Jan Saenredam’s whale

saenredam.jpg

Still reading Moby Dick at a leisurely pace. After finishing Melville’s chapters on the representations of whales I thought I’d see if the pictures he most prefers are online anywhere. A vain search, as it turns out, but I did discover this splendid depiction, Stranded Sperm Whale, by Dutch artist Jan Saenredam (1565–1607).

On 19 December 1601, a sperm whale washed up near Beverwijk. Crowds of people came to see the sight. Among them Jan Saenredam, who made this print. He has depicted himself drawing on the left.

The description continues at the Rijksmuseum site from which this copy originates. Mr Peacay of BibliOdyssey has a very large copy on his Flickr pages which shows more of the fine detail. Melville is highly critical of poor depictions of whales but I suspect he would have liked this one. As well as the local colour and allegorical border elements, Saenredam faithfully renders his dead whale, even leaving space for the drooping scape of cetacean penis. In a similar, if more mundane manner, there’s this engraving by Jacob Matham.

Elsewhere on { feuilleton }
The etching and engraving archive

Previously on { feuilleton }
The Whale again
Rockwell Kent’s Moby Dick

4 thoughts on “Jan Saenredam’s whale”

  1. Is this the first incident of this illustration?
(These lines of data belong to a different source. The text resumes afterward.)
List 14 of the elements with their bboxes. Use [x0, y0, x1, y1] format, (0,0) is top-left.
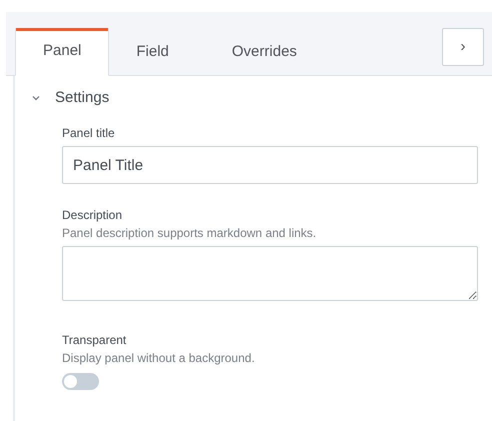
- chevron-icon[interactable]: [31, 93, 41, 103]
- tab[interactable]: Overrides: [204, 28, 333, 76]
- section-title: Settings: [55, 88, 110, 108]
- input-field[interactable]: Panel Title: [62, 146, 478, 184]
- tab[interactable]: Panel: [15, 28, 110, 76]
- help-text: Display panel without a background.: [62, 350, 256, 367]
- field-label: Description: [62, 207, 124, 224]
- collapse-button[interactable]: ›: [442, 28, 484, 66]
- help-text: Panel description supports markdown and links.: [62, 225, 318, 242]
- field-label: Panel title: [62, 125, 116, 142]
- field-label: Transparent: [62, 332, 128, 349]
- toggle-switch[interactable]: [62, 373, 99, 390]
- tab[interactable]: Field: [109, 28, 205, 76]
- textarea-field[interactable]: [62, 246, 478, 301]
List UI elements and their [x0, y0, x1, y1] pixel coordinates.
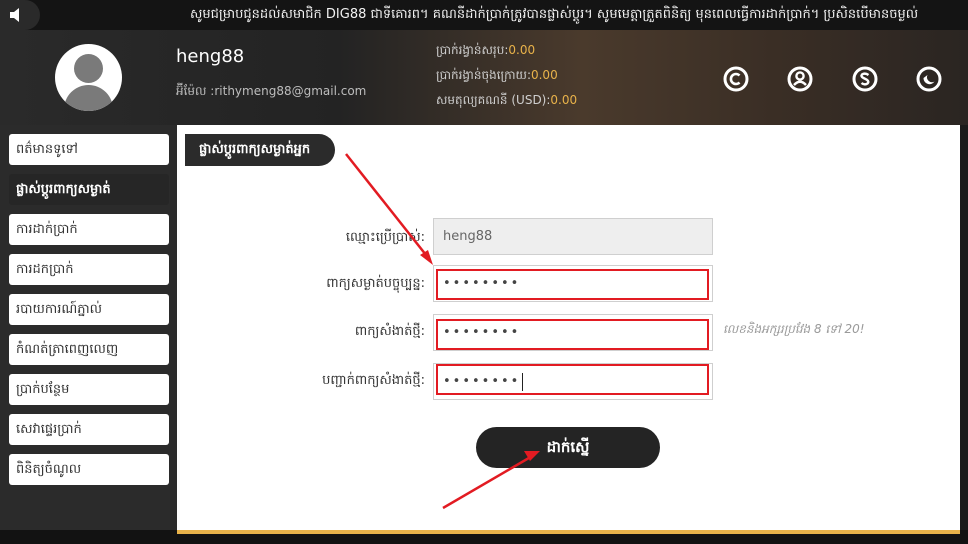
sidebar-item-change-password[interactable]: ផ្លាស់ប្តូរពាក្យសម្ងាត់: [9, 174, 169, 205]
sidebar-item-income-check[interactable]: ពិនិត្យចំណូល: [9, 454, 169, 485]
balance-value: 0.00: [550, 93, 578, 107]
balance-label: សមតុល្យគណនី (USD):: [436, 93, 551, 107]
email-label: អ៊ីម៉ែល: [176, 84, 207, 98]
balance-value: 0.00: [530, 68, 558, 82]
announcement-text: សូមជម្រាបជូនដល់សមាជិក DIG88 ជាទីគោរព។ គណ…: [190, 7, 919, 22]
moon-circle-icon[interactable]: [915, 65, 943, 93]
username-field: heng88: [433, 218, 713, 255]
copyright-circle-icon[interactable]: [722, 65, 750, 93]
password-hint: លេខនិងអក្សរប្រវែង 8 ទៅ 20!: [723, 322, 865, 336]
submit-button[interactable]: ដាក់ស្នើ: [476, 427, 660, 468]
balance-value: 0.00: [508, 43, 536, 57]
speaker-icon: [10, 8, 19, 22]
sidebar-item-bonus[interactable]: ប្រាក់បន្ថែម: [9, 374, 169, 405]
sidebar-item-transfer[interactable]: សេវាផ្ទេរប្រាក់: [9, 414, 169, 445]
balance-label: ប្រាក់រង្វាន់សរុប:: [436, 43, 509, 57]
username-label: ឈ្មោះប្រើប្រាស់:: [345, 230, 425, 245]
user-circle-icon[interactable]: [786, 65, 814, 93]
sidebar-item-deposit[interactable]: ការដាក់ប្រាក់: [9, 214, 169, 245]
balance-row: សមតុល្យគណនី (USD):0.00: [436, 90, 577, 115]
highlight-box: [436, 269, 709, 300]
new-password-label: ពាក្យសំងាត់ថ្មី:: [354, 324, 425, 339]
account-header: heng88 អ៊ីម៉ែល :rithymeng88@gmail.com ប្…: [0, 30, 968, 125]
email-value: :rithymeng88@gmail.com: [210, 84, 367, 98]
main-panel: ផ្លាស់ប្តូរពាក្យសម្ងាត់អ្នក ឈ្មោះប្រើប្រ…: [177, 125, 960, 530]
highlight-box: [436, 319, 709, 350]
speaker-button[interactable]: [0, 0, 40, 30]
dollar-circle-icon[interactable]: [851, 65, 879, 93]
avatar: [55, 44, 122, 111]
page-title: ផ្លាស់ប្តូរពាក្យសម្ងាត់អ្នក: [185, 134, 335, 166]
username-display: heng88: [176, 46, 245, 67]
scrollbar[interactable]: [960, 125, 968, 530]
announcement-bar: សូមជម្រាបជូនដល់សមាជិក DIG88 ជាទីគោរព។ គណ…: [0, 0, 968, 30]
balance-label: ប្រាក់រង្វាន់ចុងក្រោយ:: [436, 68, 531, 82]
sidebar-item-withdraw[interactable]: ការដកប្រាក់: [9, 254, 169, 285]
sidebar: ពត៌មានទូទៅ ផ្លាស់ប្តូរពាក្យសម្ងាត់ ការដា…: [0, 125, 177, 530]
email-row: អ៊ីម៉ែល :rithymeng88@gmail.com: [176, 83, 366, 101]
balance-row: ប្រាក់រង្វាន់ចុងក្រោយ:0.00: [436, 65, 577, 90]
balance-row: ប្រាក់រង្វាន់សរុប:0.00: [436, 40, 577, 65]
confirm-password-label: បញ្ជាក់ពាក្យសំងាត់ថ្មី:: [322, 373, 425, 388]
current-password-label: ពាក្យសម្ងាត់បច្ចុប្បន្ន:: [326, 276, 425, 291]
balance-panel: ប្រាក់រង្វាន់សរុប:0.00 ប្រាក់រង្វាន់ចុងក…: [436, 40, 577, 115]
highlight-box: [436, 364, 709, 395]
sidebar-item-general-info[interactable]: ពត៌មានទូទៅ: [9, 134, 169, 165]
sidebar-item-bet-report[interactable]: របាយការណ៍ភ្នាល់: [9, 294, 169, 325]
footer-bar: [0, 530, 968, 544]
sidebar-item-full-record[interactable]: កំណត់ត្រាពេញលេញ: [9, 334, 169, 365]
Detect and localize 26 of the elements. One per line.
I have an etching which may be from a later period, with largely similar details, which was used in the Time-Life Books series “The Seafarers”. In doing the research I found later several variations of the same scene: composition and details almost identical, with variations for period styles.
    In the version I have more activity is shown in detail (e.g. there are men taking the measure of the wale’s penis) and the composition is even more horizontal.

  2. Hi David. There are several engravings of stranded whales by different artists. Wikimedia Commons has one I linked to above by Jacob Matham which sounds like it might be your illustration. In any case it also features a man measuring the whale’s prodigious organ.